同じモンスター部所属でヴァンパイア。A組の生徒。

とてもクールな雰囲気の持ち主だ。


「こんにちは、要くん」

「……」


 挨拶をすれば口を開かないまま要くんは会釈する。


「あの、要くん」

「……なに?」


 私を横切って教室に入ろうとした要くんの袖を掴んで引き留めた。静かな声で、問われる。

 口を開きかけて、私は思い直す。

どう考えても要くんがこの頼み事を聞いてくれるとは思えない。


「ごめん、なんでもない。また昼休みに」

「……そう。また」


 視線を斜め下に落とすと要くんは教室に戻っていった。

 お昼休みは必ず一年のヴァンパイアの生徒が集まり、血液の補給をする。

人間の頸動脈に噛み付いて生き血を啜る代わりに、毎日人工血液を補給する。

 ヴァンパイアは人間の血を飲み、全てを糧に出来る生き物だ。その代用になる栄養ドリンクを開発。
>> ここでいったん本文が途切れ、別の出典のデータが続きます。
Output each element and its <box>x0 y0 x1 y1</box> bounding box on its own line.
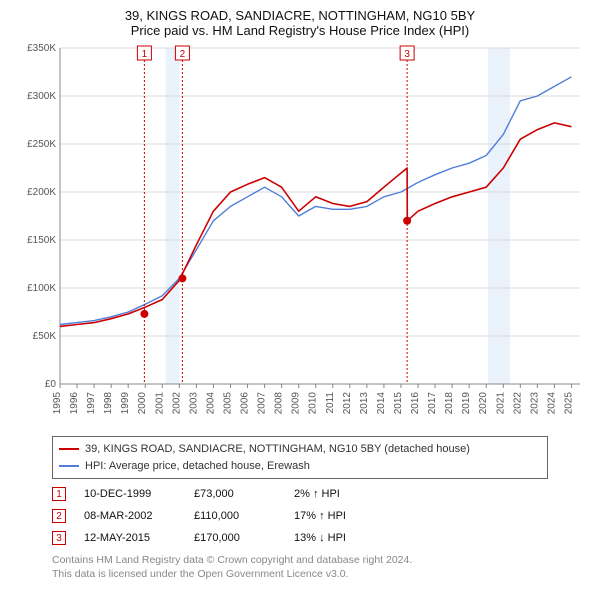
svg-text:2021: 2021 <box>495 392 506 415</box>
svg-text:2006: 2006 <box>240 392 251 415</box>
svg-text:2016: 2016 <box>410 392 421 415</box>
svg-text:1998: 1998 <box>103 392 114 415</box>
svg-text:£50K: £50K <box>33 331 57 342</box>
svg-text:2017: 2017 <box>427 392 438 415</box>
svg-text:2007: 2007 <box>257 392 268 415</box>
svg-text:2014: 2014 <box>376 392 387 415</box>
svg-text:2020: 2020 <box>478 392 489 415</box>
event-price-2: £110,000 <box>194 510 294 522</box>
svg-text:2015: 2015 <box>393 392 404 415</box>
event-price-3: £170,000 <box>194 532 294 544</box>
svg-text:2019: 2019 <box>461 392 472 415</box>
event-badge-2: 2 <box>52 509 66 523</box>
svg-text:2002: 2002 <box>171 392 182 415</box>
svg-text:2018: 2018 <box>444 392 455 415</box>
svg-text:2001: 2001 <box>154 392 165 415</box>
event-row-1: 1 10-DEC-1999 £73,000 2% ↑ HPI <box>52 483 548 505</box>
event-badge-1: 1 <box>52 487 66 501</box>
attribution-line-1: Contains HM Land Registry data © Crown c… <box>52 553 548 567</box>
svg-text:2: 2 <box>180 49 186 60</box>
event-price-1: £73,000 <box>194 488 294 500</box>
svg-text:2005: 2005 <box>222 392 233 415</box>
event-badge-3: 3 <box>52 531 66 545</box>
svg-text:£300K: £300K <box>27 91 56 102</box>
legend-box: 39, KINGS ROAD, SANDIACRE, NOTTINGHAM, N… <box>52 436 548 479</box>
event-date-1: 10-DEC-1999 <box>84 488 194 500</box>
event-date-2: 08-MAR-2002 <box>84 510 194 522</box>
event-delta-3: 13% ↓ HPI <box>294 532 414 544</box>
svg-text:2013: 2013 <box>359 392 370 415</box>
event-row-3: 3 12-MAY-2015 £170,000 13% ↓ HPI <box>52 527 548 549</box>
legend-label-hpi: HPI: Average price, detached house, Erew… <box>85 458 310 475</box>
svg-text:1995: 1995 <box>52 392 63 415</box>
svg-text:2025: 2025 <box>563 392 574 415</box>
legend-swatch-hpi <box>59 465 79 467</box>
svg-text:£150K: £150K <box>27 235 56 246</box>
svg-text:1997: 1997 <box>86 392 97 415</box>
svg-text:2011: 2011 <box>325 392 336 414</box>
svg-text:£250K: £250K <box>27 139 56 150</box>
chart-title: 39, KINGS ROAD, SANDIACRE, NOTTINGHAM, N… <box>12 8 588 23</box>
svg-text:£200K: £200K <box>27 187 56 198</box>
svg-text:1999: 1999 <box>120 392 131 415</box>
svg-text:2004: 2004 <box>205 392 216 415</box>
svg-text:2003: 2003 <box>188 392 199 415</box>
svg-text:£350K: £350K <box>27 43 56 54</box>
svg-text:£100K: £100K <box>27 283 56 294</box>
svg-text:1996: 1996 <box>69 392 80 415</box>
svg-text:1: 1 <box>142 49 148 60</box>
event-delta-2: 17% ↑ HPI <box>294 510 414 522</box>
svg-text:2009: 2009 <box>291 392 302 415</box>
svg-text:2012: 2012 <box>342 392 353 415</box>
svg-text:3: 3 <box>404 49 410 60</box>
legend-swatch-property <box>59 448 79 450</box>
attribution-line-2: This data is licensed under the Open Gov… <box>52 567 548 581</box>
event-row-2: 2 08-MAR-2002 £110,000 17% ↑ HPI <box>52 505 548 527</box>
event-delta-1: 2% ↑ HPI <box>294 488 414 500</box>
legend-item-hpi: HPI: Average price, detached house, Erew… <box>59 458 541 475</box>
svg-text:2022: 2022 <box>512 392 523 415</box>
svg-text:2008: 2008 <box>274 392 285 415</box>
legend-label-property: 39, KINGS ROAD, SANDIACRE, NOTTINGHAM, N… <box>85 441 470 458</box>
svg-text:2023: 2023 <box>529 392 540 415</box>
attribution: Contains HM Land Registry data © Crown c… <box>52 553 548 581</box>
svg-text:£0: £0 <box>45 379 57 390</box>
events-table: 1 10-DEC-1999 £73,000 2% ↑ HPI 2 08-MAR-… <box>52 483 548 549</box>
chart-svg: £0 £50K £100K £150K £200K £250K £300K £350K 1995… <box>12 42 588 430</box>
legend-item-property: 39, KINGS ROAD, SANDIACRE, NOTTINGHAM, N… <box>59 441 541 458</box>
svg-text:2010: 2010 <box>308 392 319 415</box>
chart-area: £0 £50K £100K £150K £200K £250K £300K £350K 1995… <box>12 42 588 430</box>
svg-text:2024: 2024 <box>546 392 557 415</box>
event-date-3: 12-MAY-2015 <box>84 532 194 544</box>
svg-text:2000: 2000 <box>137 392 148 415</box>
chart-subtitle: Price paid vs. HM Land Registry's House … <box>12 23 588 38</box>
私達は人間の食事とこのドリンクを摂取して育った。ヴァンパイアドリンクで、ヴァンドと呼ばれるようになり、お昼はヴァンドタイムと言う。

 ヴァンパイアは頭脳を生かして、他にも人間の医学に貢献している。それが受け入れられた大きな要因だ。


  ジュゴー。


紙パックにストローを差し込んで吸う。

味はフルーツやチョコをつけているけれど、あまり美味しくはない。

でものど越しがいい。真夏の冷たい水を飲み干すように、真冬に温かいスープを飲むように、満たされる。


「夏奈ぁ……今日変よ。ほんと、どうしたの?」


 二つの校舎を繋ぐ渡り廊下の屋上で、ヴァンドタイム中。

 ヴァンドで真っ赤になった舌で唇を舐めながら、琴姫が聞いてきた。

補給をする時は牙が出るから、琴姫の尖った犬歯も見える。今日はイチゴ味を飲んでるみたいだ。


「ずっと考え事してる。なに考えてるの?」


 琴姫の質問に、他の皆が私に注目した。

同じベンチに座る星奈が代わりに答える。


「別に!! なんでもないよ!」

「星奈に聞いてないけど。なに、星奈も関係する悩み事なのに、夏奈がまだ悩んでるってどういうこと? いつから可愛いお姉ちゃんを悩ませる意地悪な弟になっちゃったわけ?」

「えっ」


 組んだ足に頬杖をすると、琴姫はニヤリと意地悪に笑った。

星奈がびくりと震える。

星奈が私を困らせるわけがない。


「私、そんなに悩んでいるように見える?」


 いつもと変わらず無表情だと思うのに、皆気にしすぎだと話題をずらす。


「普段はぽけーとしたような可愛い顔してるけど、今日は若干眉間に眉が寄って目を細めて考え込んでる」


 琴姫は紙パックを握った手で私を指差して答えた。

 よく見てる。眉間に擦りながら感心した。

リーダーの器と言うべきか、仲間の事をよく見えてくれる。

 琴姫が声をかけたから、屋上のヴァンドタイムが出来た。

人間からすれば人工血液を補給なんてあまりいいものではないし食事中なら尚更、人目につかないところで飲む。だから琴姫はお昼休みはヴァンパイアメンバーで過ごそうと誘って、それで集まった。

 まぁ、一部は飲み干すとシェリーのお弁当のおこぼれを食べにいくけれど。

 琴姫は素敵な子だ。

こんな子がキスしたいと思う相手って誰だろう。


「悩んでるなら、聞く」


 柵に寄り掛かりヴァンドを飲んでいた要くんが言ってくれた。


「君なら、仲間が悩んでいると気付いたら、すぐに聞くでしょ」

「まぁ、鈍感だから気付きにくいけど。見て見ぬふりを絶対にしないのが、夏奈だ。昨日だってなにか言いたげだったエルに気付いて、メモを渡してたでしょ」


 要くんと琴姫は私の長所を教えてくれる。

そんな長所があるとは知らなかった。

 いきなり振られたエルは、ぎょっとした表情をするけれど、ストローをくわえたまま首を縦に振り肯定してくれた。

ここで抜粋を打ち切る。